Дело в том, что как раз на этом участке в пригороде Будапешта, возле ипподрома, линия фронта была страшно запутанной. Тут немцы, в квартале от них — наши подразделения, еще в полусотне метров — какие-то венгерские части, которые то ли собираются еще денек-два сделать вид, что воюют, то ли в ближайшие часы смотаются по домам, пользуясь тотальной неразберихой. Мы имели сведения, что они бегают по окрестным домам и выпрашивают цивильную одежду, даже меняют ее на оружие.

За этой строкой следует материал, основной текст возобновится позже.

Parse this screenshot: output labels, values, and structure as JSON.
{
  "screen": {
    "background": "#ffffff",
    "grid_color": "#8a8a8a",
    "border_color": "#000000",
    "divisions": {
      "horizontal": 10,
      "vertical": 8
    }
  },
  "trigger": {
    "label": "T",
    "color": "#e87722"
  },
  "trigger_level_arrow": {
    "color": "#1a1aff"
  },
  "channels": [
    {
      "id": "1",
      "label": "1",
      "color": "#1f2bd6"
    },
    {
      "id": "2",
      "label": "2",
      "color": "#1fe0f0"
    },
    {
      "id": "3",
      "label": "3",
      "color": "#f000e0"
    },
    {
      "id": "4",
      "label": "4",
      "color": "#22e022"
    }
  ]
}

А Сенчик как раз усиленно нуждался в свежих языках. Немцы направляли в Будапешт десятки новых частей, срочно снятых с запада. А куда конкретно, с какими задачами, где именно им занимать оборону — об этом сведений почти не было. И, главное, нужны были совсем свежие немцы, потому что старожилы о новоприбывших ничего не знали. А разведчики, отправлявшиеся в поиск, тоже растерялись. То вместо свежака старичка приволокут, то венгров-гонведов, которые в качестве языков совершенно никуда не годились, так как не знали ни немецкого, ни русского и никак не могли понять, чего от них хотят. То вдруг приволокут свежего офицера. И толкового, и сведущего, и готового охотно поделиться любыми сведениями. Только он, этот офицер, и не немец, и не венгр даже, а чистопородный румын из армии, присланной новыми властями нам на подмогу и отсиживавшейся пока в тылу, чтобы первой героически ворваться в центр Будапешта, когда мы окончательно взломаем немецкую оборону, на широкий проспект Юлеи и Большое Кольцо с их многочисленными шикарными магазинами, богатыми аристократическими домами и привлекательнейшими борделями в боковых улочках.